Wir leben in Mitteleuropa und die Worte Mitteleuropa, Klestil und Salzburg passen sehr gut zusammen. Präsident Klestil initiierte im Jahre 1993 hier in Salzburg das erste Treffen der mitteleuropäischen Präsidenten. Damit wurde eine Tradition eingeleitet, die bis heute existiert und gut funktioniert. Ich hatte das Glück, im Jahre 2003, als Präsident Klestil hier in Salzburg dieses Treffen zum letzten Mal organisierte, anwesend zu sein. Ich erinnere mich daran, dass er damals noch sehr aktiv war und dass er das ganze Treffen perfekt dirigierte. Die mitteleuropäische Zusammenarbeit und Solidarität haben für ihn eine wichtige Rolle gespielt. Ich möchte hier heute nur bestätigen, dass die „Stafette“ weiter geht. Im Mai dieses Jahres hatte ich die Gelegenheit ein solches Treffen in Brünn selbst zu organisieren und ich kann sagen, dass die Atmosphäre dort sehr positiv und kooperativ war. Es ist im Interesse von uns allen, solche Zusammenarbeit auch für die Zukunft sicherzustellen.

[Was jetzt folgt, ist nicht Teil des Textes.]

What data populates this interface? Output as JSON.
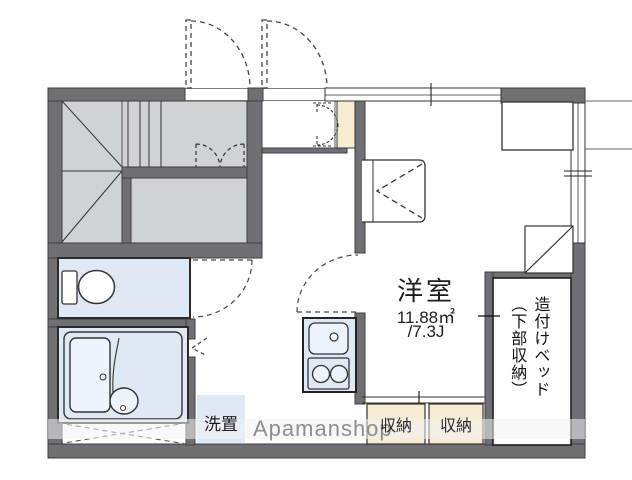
{
  "plan_type": "floor-plan",
  "room": {
    "name": "洋室",
    "area_m2": "11.88㎡",
    "area_jo": "/7.3J"
  },
  "bed": {
    "line1": "造付けベッド",
    "line2": "（下部収納）"
  },
  "storages": [
    "収納",
    "収納"
  ],
  "washer_label": "洗置",
  "watermark": "Apamanshop",
  "colors": {
    "wall": "#6f6f74",
    "stair_area": "#d1d2d4",
    "wet_room": "#dfe9f5",
    "closet": "#f6ecd2",
    "fixture_fill": "#edf4fb",
    "line": "#2b2b2b",
    "watermark_text": "#8e8e8e"
  }
}
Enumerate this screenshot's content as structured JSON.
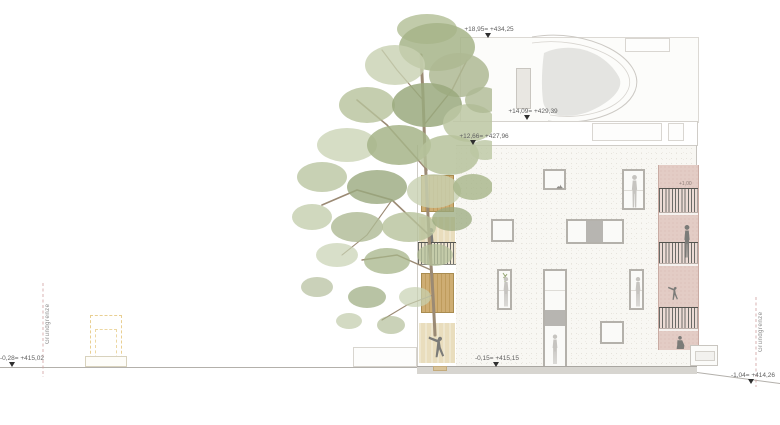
{
  "drawing": {
    "kind": "architectural elevation (Ansicht)",
    "labels": {
      "level_top": "+18,95= +434,25",
      "level_attic": "+14,09= +429,39",
      "level_roof_terrace": "+12,66= +427,96",
      "level_ground_building": "-0,15= +415,15",
      "level_ground_left": "-0,28= +415,02",
      "level_ground_right": "-1,04= +414,26",
      "boundary_left": "Grundgrenze",
      "boundary_right": "Grundgrenze",
      "balcony_mini_level": "+1,00"
    },
    "colors": {
      "facade_white": "#f8f7f3",
      "wood_slats": "#c9a96b",
      "loggia_back": "#e9ddbd",
      "loggia_pink": "#e3ccc5",
      "foliage_green": "#aeb993",
      "branch_brown": "#9b8a74",
      "ground_line": "#b3b0ab",
      "boundary_dash": "#cfa0a0",
      "demolition_dash": "#e9cf92",
      "label_text": "#5f5f5f"
    }
  }
}
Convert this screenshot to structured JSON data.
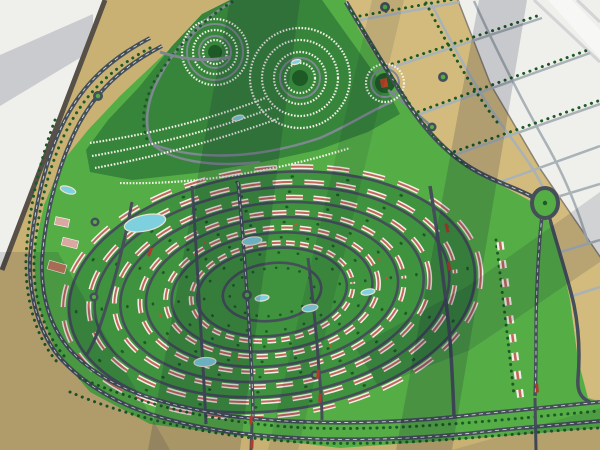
{
  "scene": {
    "description": "Aerial photograph of a large architectural scale model of a master-planned residential community: concentric oval rings of white red-roofed housing rows on green lawns, a circular villa cluster at the top, golden desert plots on the right, a tree-lined boulevard along the bottom, swimming pools and roundabouts, displayed on a table over a white showroom floor with diagonal window shadows.",
    "width": 600,
    "height": 450
  },
  "palette": {
    "floor": "#efefec",
    "shadow": "#0a1230",
    "table_edge": "#575046",
    "sand": "#c9b173",
    "sand_bright": "#d2bb7d",
    "lawn_bright": "#55ad46",
    "ring_green": "#3f923e",
    "cluster_green": "#37853a",
    "road_dark": "#454f59",
    "road_mid": "#7e8890",
    "road_light": "#a9b2b7",
    "dash": "#f2f2ee",
    "building": "#f4f1e8",
    "roof": "#c0685a",
    "tree": "#1d5a26",
    "flame": "#c2562e",
    "pool": "#7fd0df",
    "pool_deck": "#e9e4d3",
    "accent_red": "#b03a2e",
    "amenity_pink": "#d9a8a0",
    "amenity_brick": "#c07a58",
    "landmark_red": "#b04326"
  },
  "community": {
    "cx": 272,
    "cy": 292,
    "rx": 206,
    "ry": 120,
    "rotation": -7,
    "ring_fractions": [
      0.99,
      0.865,
      0.74,
      0.615,
      0.49,
      0.365,
      0.24
    ],
    "tree_ring_offset": 7,
    "building_ring_offset": 6
  },
  "pools": [
    {
      "x": 145,
      "y": 223,
      "rx": 21,
      "ry": 8,
      "rot": -12
    },
    {
      "x": 252,
      "y": 241,
      "rx": 10,
      "ry": 4,
      "rot": -8
    },
    {
      "x": 205,
      "y": 362,
      "rx": 11,
      "ry": 4.5,
      "rot": -4
    },
    {
      "x": 310,
      "y": 308,
      "rx": 8,
      "ry": 3.5,
      "rot": -10
    },
    {
      "x": 368,
      "y": 292,
      "rx": 7,
      "ry": 3,
      "rot": -10
    },
    {
      "x": 68,
      "y": 190,
      "rx": 8,
      "ry": 3.5,
      "rot": 18
    },
    {
      "x": 238,
      "y": 118,
      "rx": 6,
      "ry": 2.5,
      "rot": -15
    },
    {
      "x": 296,
      "y": 62,
      "rx": 5,
      "ry": 2.2,
      "rot": -15
    },
    {
      "x": 262,
      "y": 298,
      "rx": 7,
      "ry": 3,
      "rot": -8
    }
  ],
  "roundabouts": [
    {
      "x": 98,
      "y": 96,
      "r": 5
    },
    {
      "x": 385,
      "y": 7,
      "r": 5
    },
    {
      "x": 443,
      "y": 77,
      "r": 5
    },
    {
      "x": 432,
      "y": 127,
      "r": 4.5
    },
    {
      "x": 95,
      "y": 222,
      "r": 4.5
    },
    {
      "x": 94,
      "y": 297,
      "r": 4.5
    },
    {
      "x": 247,
      "y": 295,
      "r": 5
    },
    {
      "x": 315,
      "y": 375,
      "r": 4.5
    }
  ],
  "oval_roundabout": {
    "x": 545,
    "y": 203,
    "rx": 13,
    "ry": 15
  },
  "red_medians": [
    {
      "x": 251,
      "y": 420,
      "rot": 2
    },
    {
      "x": 252,
      "y": 444,
      "rot": 2
    },
    {
      "x": 318,
      "y": 374,
      "rot": 4
    },
    {
      "x": 320,
      "y": 398,
      "rot": 4
    },
    {
      "x": 447,
      "y": 228,
      "rot": -15
    },
    {
      "x": 449,
      "y": 266,
      "rot": -10
    },
    {
      "x": 537,
      "y": 388,
      "rot": -5
    },
    {
      "x": 150,
      "y": 252,
      "rot": 20
    }
  ],
  "lawn_column": {
    "x1": 500,
    "y1": 242,
    "x2": 522,
    "y2": 408,
    "block": 8,
    "gap": 10.6
  },
  "amenities": [
    {
      "x": 62,
      "y": 222,
      "w": 14,
      "h": 8,
      "rot": 12,
      "fill_key": "amenity_pink"
    },
    {
      "x": 70,
      "y": 243,
      "w": 16,
      "h": 8,
      "rot": 14,
      "fill_key": "amenity_pink"
    },
    {
      "x": 57,
      "y": 267,
      "w": 18,
      "h": 9,
      "rot": 16,
      "fill_key": "amenity_brick"
    }
  ],
  "landmark": {
    "x": 384,
    "y": 83,
    "w": 7,
    "h": 9,
    "rot": -12
  }
}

Ein viel wichtigeres Treffen als in Brünn fand ein Monat später in Brüssel statt. Dort wurde nichts Kleineres als die Zukunft Europas vorgeplant und vorbereitet. Ich höre viele, die sagen, dass die Schlussfolgerungen dieses Treffens nicht ihren Erwartungen entgegengekommen sind. Das ist auch meine Position. Die dortige Debatte war – für einen, so ambitionierten Zweck – leider nicht tief und weitsichtig genug und hat die wirklichen Probleme der EU nicht angegangen. Die Politiker, die dort waren, fühlen und sehen diese Probleme wahrscheinlich nicht. Deshalb sind sie an der Oberfläche geblieben. Sie scheinen nur an reibungslosem und – für sie –problemlosem Funktionieren der EU interessiert zu sein.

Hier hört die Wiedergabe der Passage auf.